Вот и в угличском вытрезвителе, куда мы с Кокой Игнатовым поутру пришли, бедолага подписывал открытку со своим изображением в костюме космонавта, а служители этой неотъемлемой части нашего быта, разинув рты, восхищенно глядели на разболтавшегося актера-любителя. Что, впрочем, не помешало им выставить Лаврушке штраф в двадцать пять рублей, сказав, что получил он ночью чай в неограниченном количестве да пару теплых одеял, дабы не забил его хмельной колотун. Выйдя на улицу, предложил нам Лавр двинуться из Углича в Белый Городок, где ждет его друг сердечный Володька Маслов – «Ван Гог и Зверев» в одном лице, по лаврушкиным словам. Жалею теперь, что не присоединились мы к основательно протрезвленному нашему сотоварищу и не поехали на встречу с талантливым волжанином.

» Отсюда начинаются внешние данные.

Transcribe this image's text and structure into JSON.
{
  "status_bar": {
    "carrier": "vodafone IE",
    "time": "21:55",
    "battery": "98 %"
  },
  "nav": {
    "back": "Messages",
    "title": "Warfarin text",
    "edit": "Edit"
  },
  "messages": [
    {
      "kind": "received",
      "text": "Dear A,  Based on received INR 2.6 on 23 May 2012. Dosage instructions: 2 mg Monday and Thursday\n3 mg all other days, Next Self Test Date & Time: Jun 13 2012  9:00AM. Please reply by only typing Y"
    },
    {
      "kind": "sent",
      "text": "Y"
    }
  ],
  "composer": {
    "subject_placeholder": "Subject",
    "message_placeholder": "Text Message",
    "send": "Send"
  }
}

Вернувшись в Москву, Лавр рассказал, как ловко они с Масловым организовали в местном кинотеатре встречу зрителей с только что вышедшей на кинонебосклон яркой звездой, указав на афише, что благодарные поклонники могут приносить в дар снизошедшему до них земляку иконы, картины и прочие антикварные предметы. Лавр никогда не приезжал из Белого Городка с пустыми руками. Прирожденный краевед Володя Маслов обладал феноменальным чутьем на художественные реликвии прошлого. Вот и на сей раз Лавр «прибомбил» с Володиной помощью альбом гравюр Андриана ван Остаде. А через пару месяцев познакомился я в Москве с самим белогородчанином и имел возможность воочию наблюдать за этим глубоким, остроумным и слегка хитроватым человеком. Он все понимал, а зоркий глаз его глядел сквозь десятки метров земной глубины, подмечая самые тонкие нюансы в поведении подгулявших собутыльников. Я сразу понял, что Маслов из тех гуляк, о которых любовно свидетельствует русская пословица «пьян да умен – два угодья в нем».

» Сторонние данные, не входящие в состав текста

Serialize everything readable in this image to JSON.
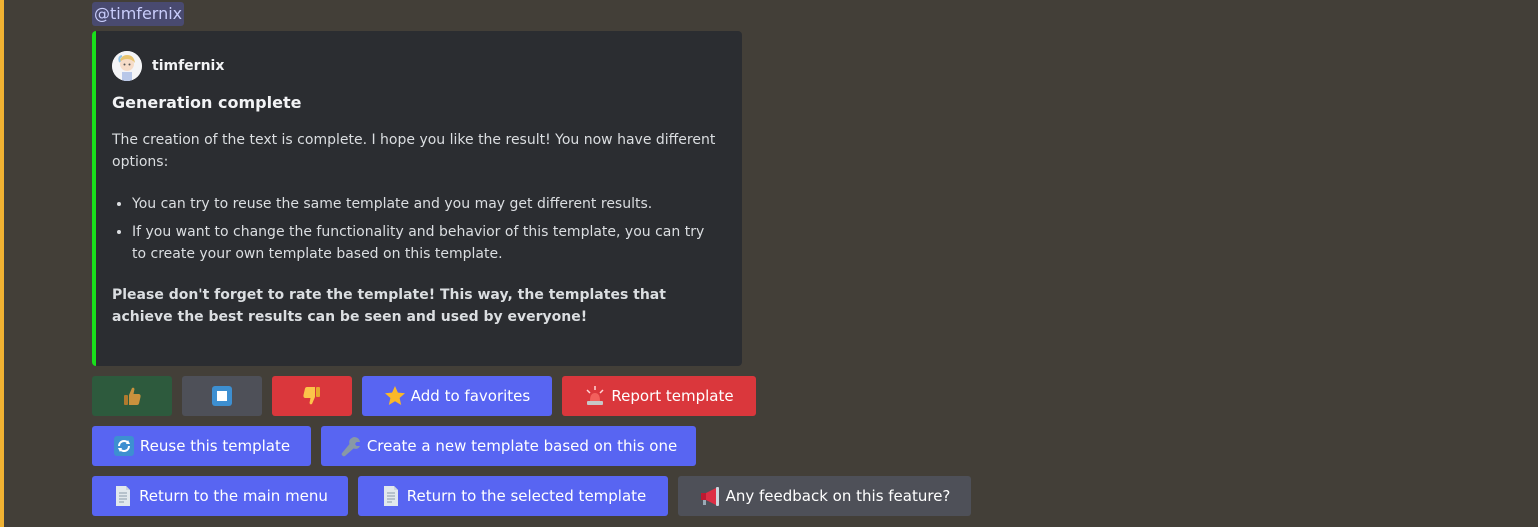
{
  "message": {
    "mention": "@timfernix",
    "highlight_color": "#f0b232"
  },
  "embed": {
    "accent_color": "#19e01b",
    "author": {
      "name": "timfernix",
      "avatar_icon": "avatar-image"
    },
    "title": "Generation complete",
    "intro": "The creation of the text is complete. I hope you like the result! You now have different options:",
    "bullets": [
      "You can try to reuse the same template and you may get different results.",
      "If you want to change the functionality and behavior of this template, you can try to create your own template based on this template."
    ],
    "closing": "Please don't forget to rate the template! This way, the templates that achieve the best results can be seen and used by everyone!"
  },
  "buttons": {
    "row1": {
      "like": {
        "icon": "thumbs-up-icon",
        "style": "success"
      },
      "stop": {
        "icon": "stop-icon",
        "style": "secondary"
      },
      "dislike": {
        "icon": "thumbs-down-icon",
        "style": "danger"
      },
      "favorite": {
        "icon": "star-icon",
        "label": "Add to favorites",
        "style": "primary"
      },
      "report": {
        "icon": "rotating-light-icon",
        "label": "Report template",
        "style": "danger"
      }
    },
    "row2": {
      "reuse": {
        "icon": "arrows-refresh-icon",
        "label": "Reuse this template",
        "style": "primary"
      },
      "create_new": {
        "icon": "wrench-icon",
        "label": "Create a new template based on this one",
        "style": "primary"
      }
    },
    "row3": {
      "main_menu": {
        "icon": "document-icon",
        "label": "Return to the main menu",
        "style": "primary"
      },
      "selected_template": {
        "icon": "document-icon",
        "label": "Return to the selected template",
        "style": "primary"
      },
      "feedback": {
        "icon": "megaphone-icon",
        "label": "Any feedback on this feature?",
        "style": "secondary"
      }
    }
  }
}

От своих друзей и знакомых, к чьему мнению я прислушивался, получил я подтверждение правильности моих восторженных слов в адрес волжского незаурядного живописца. Хвалил Володины работы Георгий Костаки, а у него был глаз наметанный, проверенный на великих богатствах из его личного собрания. С добром относились к масловским проявлениям Зверев, Краснопевцев, Комов, Висти и многие другие московские художники самых различных направлений и привязанностей. Абсолютно лишенный страсти коллекционирования, жалею я сегодня, что отказывался от щедрых подарков, предлагаемых мне и самим Масловым и земляком его Лаврушкой. Только совсем недавно повис у меня в мастерской первоклассный деревенский пейзаж, сотворенный Масловым, и портрет мой, виртуозно исполненный одержимым любовью к живописи волгарем.
Быстрее всего оценили непреходящую ценность и значение масловского творчества доморощенные московские маршаны. Научившиеся с нашей помощью отличать Сурикова от Рокотова или Малевича от Пластова, алчно ринулись они в мутный омут псевдоколлекционирования. Играя на человеческих слабостях одаренных мастеров, а особенно часто используя их слабину по отношению к зеленому змию, умели они за «три рваных» уволочь в свои наспех оборудованные домашние запасники шедевры кисти Зверева и ему подобных горемык, опущенных водкой до самых крайних граней. И Маслов кричал мне восторженно в телефонную трубку по поводу улучшившегося рынка сбыта своей бесценной продукции, когда саранча московская машинами тащила в столицу его холсты, заменив помятые трояки прозрачными стеклянными литровыми сосудами с полуотравленным спиртом «Роял». Очень близок был Маслов к трагическому концу, уготованному судьбой Анатолию Звереву. «Роял», он не только дюжего молодца, но и самого мощного коня в могилу сведет. Но Господь, который не допустит человеку испытаний тяжелее тех, что создание его способно вынести, направил Маслова на светлый путь спасения и возрождения. Ангелом, указующим Володе этот вожделенный многими путь, оказалась замечательная русская женщина Наташа Алешина, ставшая женой художника. Быстро и проворно обиходила она совсем прогнивший быт живописца, поставила «железный занавес» перед ловкими спекулянтами и любителями половить рыбку в мутной водице. И вот уже Маслов, ухоженный, просветленный и по-прежнему восторженный показывает свои последние работы на выставках, одержимый жаждой признания, которое, по его словам, нужно ему словно воздух или солнечный свет. Среди болезни своей порадовался я несказанно, получив каталог небольшой масловской выставки, которую организовал мой старинный друг Володя Васильев в парадных залах руководимого им тогда Большого театра. Сам плодовитый и самобытный художник, Васильев сумел рассмотреть в холстах Маслова подлинную их ценность и глубинную сущность могучего дара, отпущенного волгарю Богом.